Before going live, ensure your config.dat has:

: Port 25 must be open for server-to-server relay, and port 587 is recommended for secure email submission. 2. Core Configuration ( /etc/pmta/config

<source 127.0.0.1> allow-relay yes </source> powermta configuration guide top

For senders processing millions of messages per hour, a single PowerMTA node quickly becomes a single point of failure. A two‑tier architecture is the standard pattern:

The foundation of any PowerMTA installation is the config file, typically located at /etc/pmta/config . Global settings dictate how PowerMTA utilizes server resources and manages basic administrative tasks. Thread Management and Performance

max-smtp-out 100 # Concurrent outbound connections (start low, scale up) smtp-port 25 # Standard SMTP port http-mgmt-port 8080 # Management API (access with --http) To maintain a top-tier sender reputation, you must

I can provide the exact directives and rate limits optimized for your specific sending profile! 100.26.111.159https://100.26.111.159 Powermta Configuration Guide Top

Google (Gmail) and Microsoft (Outlook/Hotmail) have strict acceptance rates. You must throttle.

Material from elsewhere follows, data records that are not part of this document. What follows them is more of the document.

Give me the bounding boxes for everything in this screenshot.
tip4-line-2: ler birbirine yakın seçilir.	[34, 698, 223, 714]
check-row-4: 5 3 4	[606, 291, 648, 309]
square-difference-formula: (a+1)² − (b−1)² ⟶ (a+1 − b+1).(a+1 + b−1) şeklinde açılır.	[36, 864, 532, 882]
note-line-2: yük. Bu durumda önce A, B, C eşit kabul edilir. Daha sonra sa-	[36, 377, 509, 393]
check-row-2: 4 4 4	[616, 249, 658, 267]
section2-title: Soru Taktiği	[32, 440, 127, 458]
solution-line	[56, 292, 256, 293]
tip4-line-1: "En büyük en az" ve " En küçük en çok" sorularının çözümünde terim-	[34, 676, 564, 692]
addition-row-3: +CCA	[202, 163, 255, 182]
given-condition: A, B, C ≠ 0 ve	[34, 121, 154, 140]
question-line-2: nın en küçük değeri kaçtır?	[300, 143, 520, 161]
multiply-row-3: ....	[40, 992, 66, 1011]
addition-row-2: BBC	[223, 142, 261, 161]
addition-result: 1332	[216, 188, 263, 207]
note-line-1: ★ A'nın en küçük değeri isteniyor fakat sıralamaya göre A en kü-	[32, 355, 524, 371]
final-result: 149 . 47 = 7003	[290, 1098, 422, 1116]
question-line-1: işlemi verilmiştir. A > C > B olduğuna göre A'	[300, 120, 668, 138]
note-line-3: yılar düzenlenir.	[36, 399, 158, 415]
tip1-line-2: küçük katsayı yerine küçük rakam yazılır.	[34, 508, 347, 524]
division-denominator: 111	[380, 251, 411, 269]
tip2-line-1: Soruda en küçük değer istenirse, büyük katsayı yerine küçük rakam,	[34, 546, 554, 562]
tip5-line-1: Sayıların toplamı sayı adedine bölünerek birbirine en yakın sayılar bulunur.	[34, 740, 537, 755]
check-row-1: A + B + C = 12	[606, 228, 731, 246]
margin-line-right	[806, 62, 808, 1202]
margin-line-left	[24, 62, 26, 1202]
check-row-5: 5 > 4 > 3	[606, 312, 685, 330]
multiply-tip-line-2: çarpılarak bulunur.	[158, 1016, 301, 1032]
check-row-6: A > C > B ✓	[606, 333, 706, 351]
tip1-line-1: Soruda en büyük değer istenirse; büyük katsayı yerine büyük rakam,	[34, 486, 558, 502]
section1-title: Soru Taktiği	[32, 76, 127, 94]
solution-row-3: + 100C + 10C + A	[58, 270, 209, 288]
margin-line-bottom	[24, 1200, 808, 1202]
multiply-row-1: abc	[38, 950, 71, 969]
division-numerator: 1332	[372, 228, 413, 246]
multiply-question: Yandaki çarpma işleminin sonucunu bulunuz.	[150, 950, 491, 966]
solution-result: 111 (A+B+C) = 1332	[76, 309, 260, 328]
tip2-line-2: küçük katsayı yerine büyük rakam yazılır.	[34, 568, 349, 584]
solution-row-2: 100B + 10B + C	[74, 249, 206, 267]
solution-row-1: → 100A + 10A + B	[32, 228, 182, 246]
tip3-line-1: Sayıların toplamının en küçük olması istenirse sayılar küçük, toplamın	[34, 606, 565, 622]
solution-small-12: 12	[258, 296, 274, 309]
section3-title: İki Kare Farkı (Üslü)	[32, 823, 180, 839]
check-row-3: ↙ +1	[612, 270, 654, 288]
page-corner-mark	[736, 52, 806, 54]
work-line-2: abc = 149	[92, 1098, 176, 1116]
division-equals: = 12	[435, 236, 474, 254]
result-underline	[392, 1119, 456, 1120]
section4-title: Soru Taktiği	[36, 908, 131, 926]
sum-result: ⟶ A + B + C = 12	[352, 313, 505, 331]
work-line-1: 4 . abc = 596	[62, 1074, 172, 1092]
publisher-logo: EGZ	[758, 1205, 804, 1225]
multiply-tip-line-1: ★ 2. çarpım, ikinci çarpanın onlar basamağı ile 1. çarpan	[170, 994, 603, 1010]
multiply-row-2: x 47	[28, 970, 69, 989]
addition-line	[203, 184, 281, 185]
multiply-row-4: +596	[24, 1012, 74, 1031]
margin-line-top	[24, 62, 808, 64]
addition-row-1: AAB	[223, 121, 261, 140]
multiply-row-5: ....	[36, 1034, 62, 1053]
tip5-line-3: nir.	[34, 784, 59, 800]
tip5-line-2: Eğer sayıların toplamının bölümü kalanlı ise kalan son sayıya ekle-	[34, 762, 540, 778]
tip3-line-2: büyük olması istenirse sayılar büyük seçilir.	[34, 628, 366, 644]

Create a strict SPF record ( v=spf1 ip4:YOUR_IP -all ) that authorizes only your sending IPs. kill the connection.

You cannot optimize what you do not measure. The acct.csv file is where PowerMTA records the result of every delivery attempt.

| Parameter | Recommended Value | Why | | :--- | :--- | :--- | | max-smtp-out | 30 (Global), 2-20 (per domain) | Prevents local resource exhaustion | | smtp-out-connection-timeout | 60s | Drop dead connections fast | | smtp-out-data-timeout | 180s | Allow large attachments but don't wait forever | | queue-sync-interval | 10 | Flush metadata to disk frequently | | max-recipients-per-message | 100 | Avoids fragmentation on big ESPs |

If a remote mail server is silent, kill the connection.